Startup’s motor drives could help electrify flight


LAKEWOOD, Colo. — When they first came together during a college competition at the University of Wisconsin, three friends eschewed the school’s three decades of internal combustion racing history and instead formed its first electric racing team.

Their inexperience was no hindrance.

“We threw ourselves into the deep end,” said Max Liben. “It was, ‘All right, how do you make an electric vehicle?’ ”

From that formative turn in the 2017 Formula SAE electric competition, Liben and his cohorts, Jason Sylvestre and Eric Maciolek, quickly learned. As a result of that competition and another the following year, they founded their own company based on those underpinnings.

The startup aims to pack a lot of power into a lightweight package by developing high-performance integrated motor drives that combine the motor, inverter and gearbox into a single unit in a cohesive fashion they say is unlike anything else available today, offering lighter weight and more power density.

The use cases for such products cross industries. H3X foresees use in motorsports and marine applications, which have lower barriers to entry, for starters. Over the long term, its ambitions are squarely set in aviation and aerospace.

While electrification in the automotive industry is maturing, with a growing variety of EV models for sale and even more on the way, efforts to electrify the aviation industry as part of global decarbonization endeavors, by contrast, are much more fledgling.

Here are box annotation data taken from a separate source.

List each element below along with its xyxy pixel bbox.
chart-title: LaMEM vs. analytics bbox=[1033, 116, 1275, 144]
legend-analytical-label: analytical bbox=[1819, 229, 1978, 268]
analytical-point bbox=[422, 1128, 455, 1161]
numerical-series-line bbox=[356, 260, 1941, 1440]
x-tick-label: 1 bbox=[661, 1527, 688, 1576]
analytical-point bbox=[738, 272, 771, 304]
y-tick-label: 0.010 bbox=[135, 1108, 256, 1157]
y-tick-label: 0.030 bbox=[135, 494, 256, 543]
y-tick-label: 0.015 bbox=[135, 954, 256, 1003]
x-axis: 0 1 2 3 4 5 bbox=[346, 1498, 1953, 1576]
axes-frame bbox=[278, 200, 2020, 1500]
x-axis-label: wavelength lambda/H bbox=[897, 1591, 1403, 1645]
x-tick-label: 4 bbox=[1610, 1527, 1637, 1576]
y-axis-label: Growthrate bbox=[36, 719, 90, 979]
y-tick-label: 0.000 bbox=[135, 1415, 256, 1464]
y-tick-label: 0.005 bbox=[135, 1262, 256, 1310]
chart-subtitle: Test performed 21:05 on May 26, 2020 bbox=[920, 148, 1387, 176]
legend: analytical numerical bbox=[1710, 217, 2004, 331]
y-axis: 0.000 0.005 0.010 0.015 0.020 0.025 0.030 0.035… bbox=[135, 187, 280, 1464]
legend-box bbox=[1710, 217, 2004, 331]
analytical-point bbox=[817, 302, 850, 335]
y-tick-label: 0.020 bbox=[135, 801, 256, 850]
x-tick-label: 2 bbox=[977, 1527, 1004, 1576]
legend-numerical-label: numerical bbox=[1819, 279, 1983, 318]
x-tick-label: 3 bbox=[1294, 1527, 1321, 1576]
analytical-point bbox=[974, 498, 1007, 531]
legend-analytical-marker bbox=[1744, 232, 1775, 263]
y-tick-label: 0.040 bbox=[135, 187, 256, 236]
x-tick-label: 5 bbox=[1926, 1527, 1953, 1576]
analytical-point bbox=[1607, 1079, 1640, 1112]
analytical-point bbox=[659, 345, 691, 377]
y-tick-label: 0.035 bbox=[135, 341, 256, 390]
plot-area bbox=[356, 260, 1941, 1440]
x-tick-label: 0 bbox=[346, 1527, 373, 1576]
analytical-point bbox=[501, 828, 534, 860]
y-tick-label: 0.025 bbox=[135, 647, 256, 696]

For Liben, the company’s chief technology officer, that’s part of the appeal.

He realized automotive electrification systems were becoming commoditized during an internship at Tesla.

“The costs are really coming down,” he said. “We wanted to innovate and push the boundaries of what’s physically possible with currently available manufacturing technology and materials, because that is what is necessary to get electric flight off the ground.”

There’s no single leap that makes that possible, Liben says. Rather it’s incremental across-the-board iterations and improvements over today’s motors and inverters that allow for a ballpark power density of 3 to 4 kilowatts per kilogram.

With more current passing through the windings of their motors and better thermal performance in materials, H3X intends to triple that to 12 kW/kg.

Doing so might allow for more practical use of battery, fuel cell and hybrid systems throughout aviation. Right now, those systems more or less work for smaller general aviation aircraft and are capable of propelling travel of several hundred miles. In the embryonic electric-vertical-takeoff-and-landing, or eVTOL, segment, those distances are shorter, but the use cases and underlying business is promising.

While H3X may initially focus on ground-based applications, it sees aviation as its most sensible long-term market.

“There are trade-offs of cost versus performance, and the aviation world can afford those,” said Maciolek, the company’s COO.

Advancing electric powertrains for commercial aviation is a broad goal for government officials and industry executives pursuing net-zero carbon emissions strategies, particularly in 150- to 200-passenger commercial aircraft such as the Boeing 737.

That’s a goal of the Advanced Research Projects Agency-Energy, a division of the Department of Energy that funds boundary-pushing energy technologies. In 2019, ARPA-E started the Aviation-class Synergistically Cooled Electric-motors with iNtegrated Drives, or ASCEND, program with that in mind.

H3X formed as ARPA-E was closing the program’s first phase, so it did not participate. But it nonetheless designed its prototypes to meet the general framework of the program and further honed those designs while participating in startup accelerator Y Combinator from January to March 2021.

It was there that H3X started to raise its seed round, which stands at $6 million. And it started receiving letters of intent to buy the integrated motors; those nonbinding orders now total approximately $300 million over the next five years, the company said.

But it was at Wisconsin, building and racing electric vehicles, where their big ideas formed.

“What it allowed us to do was have an almost unlimited budget to develop what we wanted in college,” Maciolek said. “Max and Jason developed an entire electric powertrain, designed, manufactured and tested it in a year. That doesn’t happen in any industry without extensive resources. … That’s really where building this electric propulsion system started from scratch.”